We live in a world chock full of digital noise. Print ads in newspapers and magazines, billboards, and radio and tv spots are, in many ways, the previous generation’s annoyances. Now we have Twitter feeds, Facebook walls, Instagram albums and favorite Pinterest boards all saying, “Look at me now!” And each of those channels has been invaded by advertising. Social media is no longer just a great way to keep up friends and family; it’s a platform for fake news about celebrities and snake-oil products promising to cure what ails us. Cleverly worded emails mind trick us into opening them, digital display advertising creepily stalks us through our browsing sessions, and push notifications continue to haunt us even after we’ve closed that session down.
Users have developed a partial immunity to this constant barrage of signals begging for our attention. The more noise that invades the space, the harder it is for marketers to cut through and get a genuine message across in an effective way. Right now, nowhere is this digital noise greater than in email. Some people seek email zen through inbox zero, but those of us in the less-enlightened mass struggle just to separate the important messages from the background noise.
The Digital Doorman: Great for Users, Bad for Marketers
Email clients got wise to this struggle and introduced a new feature I call the digital doorman. It’s like spam filtering logic applied to non-spam email. If you’re one of the many people like me, you use Google’s Gmail for your personal or business email. Back in 2013, Gmail rolled out a series of buckets they call “Categories” inside their email interface (video overview). Default categories include Primary, Social, Promotions, Updates and Forums, but you can add more if you like.
When this feature was introduced, suddenly Social and Promotions began to eat a huge amount of my email traffic and kept it out of my way by sequestering it. Gmail gave me a digital doorman—an email bouncer—to usher emails I’m less likely to find important into separate buckets that I can refer to later. Even better, I didn’t have to do anything. This is great for me, but bad for email marketers everywhere, because unless I’m shopping online and need to mine my correspondence for a coupon, I almost never refer to these sequestered emails later.
The Solution: Personalized Marketing
What are email marketers to do? One simple tactic is personalizing the subject line. Emails are 26% more likely to be opened if the subject line includes the recipient’s name. It’s just basic psychology; people love hearing their own name or seeing it in print. But what if that email is still stopped by the digital doorman?
The best way to combat this is to recognize that email is not the digital marketing channel it once was, and to meet your customers where they are by diversifying your marketing efforts into a range of personalized marketing. Personalization means giving people a customized shopping experience based on their interests, buying behavior, demographics and other information you may know about them. Ads, apps, chats, calls to action (CTAs), product recommendations, and other digital content can all be personalized to target specific users or user groups and drive customer engagement.
Personalized content is an investment. Understanding your target markets well enough to provide reliably interesting content requires research, data, time, and thought.
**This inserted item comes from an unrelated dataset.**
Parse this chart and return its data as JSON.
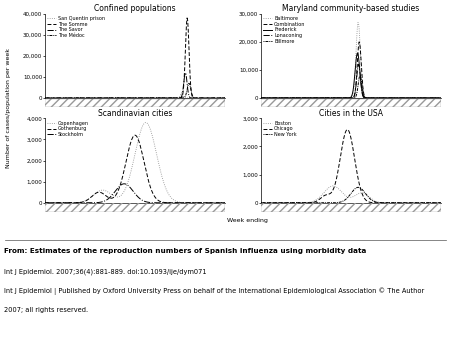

But the payoff is worth the investment. If you consistently and accurately provide content your target audience appreciates, you build trust. They begin to look for your emails, ads, or social media posts, because they know it will provide something they’re interested in. In this way, buyers become repeat buyers, and then loyal fans and followers.
Quite simply, personalization is one of the most powerful tools digital retailers and marketers have to combat ad blindness and cut through the digital marketing noise. It’s more than appreciated; it’s becoming expected. A survey by Experian found that 86% percent of brands are using some kind of personalization to build customer trust and loyalty. If content personalization isn’t something you’re investing in yet, you are ceding ground to the competition who is. Technology will keep progressing, and new email tools or clever filtering devices will continue to evolve. But brand trust will always cut through background noise, and if you cultivate it, the loyalty of faithful fans will be an asset you can rely on.